The area near 87th and Western in the Beverly neighborhood is as bustling as it is beautiful. The Dan Ryan Woods are right there - a testament to how this city values natural spaces. But hidden in the woods for decades was something that never should have been forgotten. Its discovery now - at this time of year - reminds us to never forget. It's a long-forgotten place to go, remember and heal.
Perhaps a century after it was put up by a group calling itself the Chicago Council of Gold Star Mothers, a 4-foot-high monolith that once displayed a sizeable plaque is decommissioned -- but to rise again.
"It has a rebirth. It is going to be bigger, it'll be better and the mothers will be remembered," said former Chicago alderman and Marine James Balcer.
Those mothers were presumably the sorrowful souls who lost children in World War I, before the American Council of Gold Star Mothers was even formed. Their heirs are pledging to be their voice again, including a woman who played in these woods as a child, and lost her son in war five years ago.
"We serve veterans and their families as part of our healing and it is part of our mission. Does that work for you? It works great for me," said Modie Lavin, a Gold Star mother.

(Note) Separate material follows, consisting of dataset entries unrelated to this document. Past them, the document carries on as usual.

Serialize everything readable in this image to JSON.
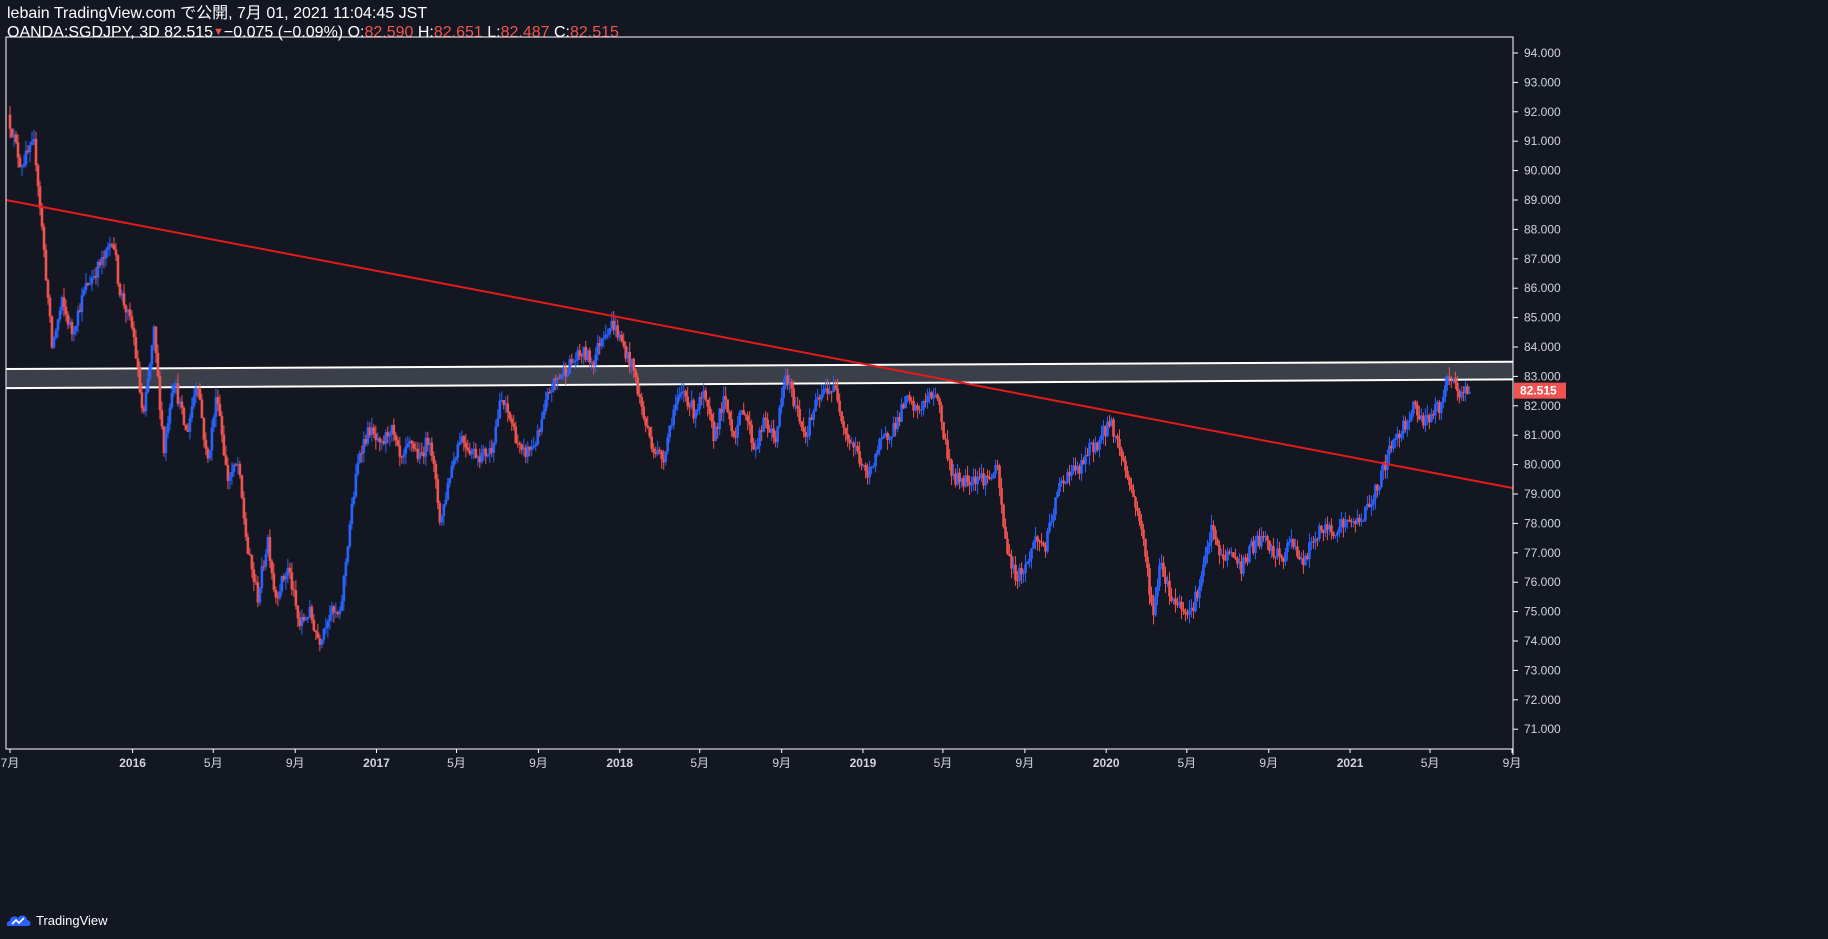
{
  "header": {
    "publish_line": "lebain TradingView.com で公開, 7月 01, 2021 11:04:45 JST",
    "symbol": "OANDA:SGDJPY, 3D",
    "last": "82.515",
    "change": "−0.075 (−0.09%)",
    "o_label": "O:",
    "o_value": "82.590",
    "h_label": "H:",
    "h_value": "82.651",
    "l_label": "L:",
    "l_value": "82.487",
    "c_label": "C:",
    "c_value": "82.515"
  },
  "footer": {
    "brand": "TradingView"
  },
  "colors": {
    "background": "#131722",
    "up": "#2962ff",
    "down": "#ef5350",
    "trendline": "#e31b1b",
    "zone_border": "#ffffff",
    "zone_fill": "#5d606b",
    "axis_text": "#d1d4dc",
    "price_badge": "#ef5350"
  },
  "chart_data": {
    "type": "candlestick",
    "symbol": "OANDA:SGDJPY",
    "timeframe": "3D",
    "x_range": [
      "2015-07-01",
      "2021-09-01"
    ],
    "ylim": [
      70.5,
      94.5
    ],
    "y_ticks": [
      "94.000",
      "93.000",
      "92.000",
      "91.000",
      "90.000",
      "89.000",
      "88.000",
      "87.000",
      "86.000",
      "85.000",
      "84.000",
      "83.000",
      "82.000",
      "81.000",
      "80.000",
      "79.000",
      "78.000",
      "77.000",
      "76.000",
      "75.000",
      "74.000",
      "73.000",
      "72.000",
      "71.000"
    ],
    "x_ticks": [
      {
        "date": "2015-07-01",
        "label": "7月"
      },
      {
        "date": "2016-01-01",
        "label": "2016"
      },
      {
        "date": "2016-05-01",
        "label": "5月"
      },
      {
        "date": "2016-09-01",
        "label": "9月"
      },
      {
        "date": "2017-01-01",
        "label": "2017"
      },
      {
        "date": "2017-05-01",
        "label": "5月"
      },
      {
        "date": "2017-09-01",
        "label": "9月"
      },
      {
        "date": "2018-01-01",
        "label": "2018"
      },
      {
        "date": "2018-05-01",
        "label": "5月"
      },
      {
        "date": "2018-09-01",
        "label": "9月"
      },
      {
        "date": "2019-01-01",
        "label": "2019"
      },
      {
        "date": "2019-05-01",
        "label": "5月"
      },
      {
        "date": "2019-09-01",
        "label": "9月"
      },
      {
        "date": "2020-01-01",
        "label": "2020"
      },
      {
        "date": "2020-05-01",
        "label": "5月"
      },
      {
        "date": "2020-09-01",
        "label": "9月"
      },
      {
        "date": "2021-01-01",
        "label": "2021"
      },
      {
        "date": "2021-05-01",
        "label": "5月"
      },
      {
        "date": "2021-09-01",
        "label": "9月"
      }
    ],
    "last_price": "82.515",
    "price_path": [
      [
        "2015-07-01",
        91.9
      ],
      [
        "2015-07-20",
        90.2
      ],
      [
        "2015-08-10",
        90.9
      ],
      [
        "2015-08-25",
        87.0
      ],
      [
        "2015-09-05",
        84.0
      ],
      [
        "2015-09-20",
        85.5
      ],
      [
        "2015-10-05",
        84.5
      ],
      [
        "2015-10-25",
        86.0
      ],
      [
        "2015-11-10",
        86.6
      ],
      [
        "2015-11-25",
        87.1
      ],
      [
        "2015-12-05",
        87.8
      ],
      [
        "2015-12-15",
        86.0
      ],
      [
        "2016-01-05",
        84.5
      ],
      [
        "2016-01-20",
        81.5
      ],
      [
        "2016-02-05",
        84.5
      ],
      [
        "2016-02-20",
        80.5
      ],
      [
        "2016-03-05",
        83.0
      ],
      [
        "2016-03-25",
        81.0
      ],
      [
        "2016-04-10",
        83.0
      ],
      [
        "2016-04-25",
        80.0
      ],
      [
        "2016-05-10",
        82.5
      ],
      [
        "2016-05-25",
        79.5
      ],
      [
        "2016-06-10",
        80.0
      ],
      [
        "2016-06-25",
        77.0
      ],
      [
        "2016-07-10",
        75.5
      ],
      [
        "2016-07-25",
        77.5
      ],
      [
        "2016-08-05",
        75.5
      ],
      [
        "2016-08-25",
        76.5
      ],
      [
        "2016-09-10",
        74.5
      ],
      [
        "2016-09-25",
        75.0
      ],
      [
        "2016-10-10",
        74.0
      ],
      [
        "2016-10-25",
        75.0
      ],
      [
        "2016-11-10",
        74.8
      ],
      [
        "2016-11-25",
        78.0
      ],
      [
        "2016-12-10",
        80.5
      ],
      [
        "2016-12-25",
        81.2
      ],
      [
        "2017-01-10",
        80.5
      ],
      [
        "2017-01-25",
        81.3
      ],
      [
        "2017-02-10",
        80.0
      ],
      [
        "2017-02-25",
        80.8
      ],
      [
        "2017-03-10",
        80.2
      ],
      [
        "2017-03-25",
        81.0
      ],
      [
        "2017-04-10",
        78.0
      ],
      [
        "2017-04-25",
        79.8
      ],
      [
        "2017-05-10",
        81.0
      ],
      [
        "2017-05-25",
        80.5
      ],
      [
        "2017-06-10",
        80.3
      ],
      [
        "2017-06-25",
        80.5
      ],
      [
        "2017-07-10",
        82.2
      ],
      [
        "2017-07-25",
        81.5
      ],
      [
        "2017-08-10",
        80.3
      ],
      [
        "2017-08-25",
        80.6
      ],
      [
        "2017-09-05",
        81.0
      ],
      [
        "2017-09-20",
        82.5
      ],
      [
        "2017-10-05",
        83.0
      ],
      [
        "2017-10-25",
        83.5
      ],
      [
        "2017-11-10",
        83.8
      ],
      [
        "2017-11-25",
        83.5
      ],
      [
        "2017-12-10",
        84.5
      ],
      [
        "2017-12-25",
        84.8
      ],
      [
        "2018-01-10",
        84.0
      ],
      [
        "2018-01-25",
        83.2
      ],
      [
        "2018-02-10",
        81.5
      ],
      [
        "2018-02-25",
        80.5
      ],
      [
        "2018-03-10",
        80.2
      ],
      [
        "2018-03-25",
        81.8
      ],
      [
        "2018-04-10",
        82.5
      ],
      [
        "2018-04-25",
        81.8
      ],
      [
        "2018-05-10",
        82.3
      ],
      [
        "2018-05-25",
        81.0
      ],
      [
        "2018-06-10",
        82.2
      ],
      [
        "2018-06-25",
        81.0
      ],
      [
        "2018-07-10",
        82.0
      ],
      [
        "2018-07-25",
        80.5
      ],
      [
        "2018-08-10",
        81.5
      ],
      [
        "2018-08-25",
        80.8
      ],
      [
        "2018-09-10",
        83.0
      ],
      [
        "2018-09-25",
        82.0
      ],
      [
        "2018-10-10",
        81.0
      ],
      [
        "2018-10-25",
        82.0
      ],
      [
        "2018-11-10",
        82.6
      ],
      [
        "2018-11-25",
        82.5
      ],
      [
        "2018-12-10",
        81.0
      ],
      [
        "2018-12-25",
        80.5
      ],
      [
        "2019-01-10",
        79.5
      ],
      [
        "2019-01-25",
        80.5
      ],
      [
        "2019-02-10",
        81.0
      ],
      [
        "2019-02-25",
        81.5
      ],
      [
        "2019-03-10",
        82.2
      ],
      [
        "2019-03-25",
        81.8
      ],
      [
        "2019-04-10",
        82.2
      ],
      [
        "2019-04-25",
        82.5
      ],
      [
        "2019-05-05",
        81.0
      ],
      [
        "2019-05-20",
        79.5
      ],
      [
        "2019-06-10",
        79.5
      ],
      [
        "2019-06-25",
        79.6
      ],
      [
        "2019-07-10",
        79.5
      ],
      [
        "2019-07-25",
        79.8
      ],
      [
        "2019-08-05",
        77.5
      ],
      [
        "2019-08-20",
        76.2
      ],
      [
        "2019-09-05",
        76.5
      ],
      [
        "2019-09-20",
        77.5
      ],
      [
        "2019-10-05",
        77.2
      ],
      [
        "2019-10-25",
        79.2
      ],
      [
        "2019-11-10",
        79.8
      ],
      [
        "2019-11-25",
        79.8
      ],
      [
        "2019-12-10",
        80.5
      ],
      [
        "2019-12-25",
        80.8
      ],
      [
        "2020-01-10",
        81.5
      ],
      [
        "2020-01-25",
        80.5
      ],
      [
        "2020-02-10",
        79.2
      ],
      [
        "2020-02-25",
        78.0
      ],
      [
        "2020-03-05",
        76.5
      ],
      [
        "2020-03-15",
        74.8
      ],
      [
        "2020-03-25",
        76.8
      ],
      [
        "2020-04-10",
        75.5
      ],
      [
        "2020-04-25",
        75.2
      ],
      [
        "2020-05-10",
        75.0
      ],
      [
        "2020-05-25",
        76.0
      ],
      [
        "2020-06-10",
        77.8
      ],
      [
        "2020-06-25",
        76.8
      ],
      [
        "2020-07-10",
        77.0
      ],
      [
        "2020-07-25",
        76.5
      ],
      [
        "2020-08-10",
        77.2
      ],
      [
        "2020-08-25",
        77.5
      ],
      [
        "2020-09-10",
        77.0
      ],
      [
        "2020-09-25",
        76.8
      ],
      [
        "2020-10-10",
        77.5
      ],
      [
        "2020-10-25",
        76.5
      ],
      [
        "2020-11-10",
        77.5
      ],
      [
        "2020-11-25",
        77.8
      ],
      [
        "2020-12-10",
        77.8
      ],
      [
        "2020-12-25",
        78.0
      ],
      [
        "2021-01-10",
        78.0
      ],
      [
        "2021-01-25",
        78.3
      ],
      [
        "2021-02-10",
        79.0
      ],
      [
        "2021-02-25",
        80.0
      ],
      [
        "2021-03-10",
        80.8
      ],
      [
        "2021-03-25",
        81.3
      ],
      [
        "2021-04-10",
        82.0
      ],
      [
        "2021-04-25",
        81.5
      ],
      [
        "2021-05-10",
        81.8
      ],
      [
        "2021-05-20",
        82.0
      ],
      [
        "2021-06-01",
        82.9
      ],
      [
        "2021-06-10",
        82.7
      ],
      [
        "2021-06-18",
        82.3
      ],
      [
        "2021-06-25",
        82.5
      ],
      [
        "2021-07-01",
        82.515
      ]
    ],
    "annotations": {
      "trendline": {
        "start": [
          "2015-07-01",
          89.0
        ],
        "end": [
          "2021-09-01",
          79.2
        ]
      },
      "resistance_zone": {
        "lower": {
          "start": [
            "2015-07-01",
            82.6
          ],
          "end": [
            "2021-09-01",
            82.9
          ]
        },
        "upper": {
          "start": [
            "2015-07-01",
            83.25
          ],
          "end": [
            "2021-09-01",
            83.5
          ]
        }
      }
    }
  }
}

The monument was uncovered over the last few years as the Cook County Forest Preserve cut back invasive species. Now through public and private money, it will be restored and eventually moved across 87th Street to a place of honor by the local visitor's center. Sandy Ochsner's son James died fighting in Afghanistan 12 years ago.
"This is wonderful to honor whoever put this up," Ochsner said.
"Is that a reminder to us to never forget? People forget, I have never forgotten, the sacrifices to this country, the men and women that have died for it we should all remember," Balcer said.
"The loss of a child is grand for us and to have these mothers most likely in this area of Chicago to erect this in memory of their sons, and that connection as I stand here today in 2017 is quite magical," Lavin said.
Research suggests the monument went up sometime in the 1920s, but before 1928, when the Chicago Council of Gold Star Mothers would have been absorbed into the national organization we know today. But there are really no records to speak of.
If the slab of stone can't be repaired, it will be reimagined into a new monument, probably costing all in $150,000 to $200,000.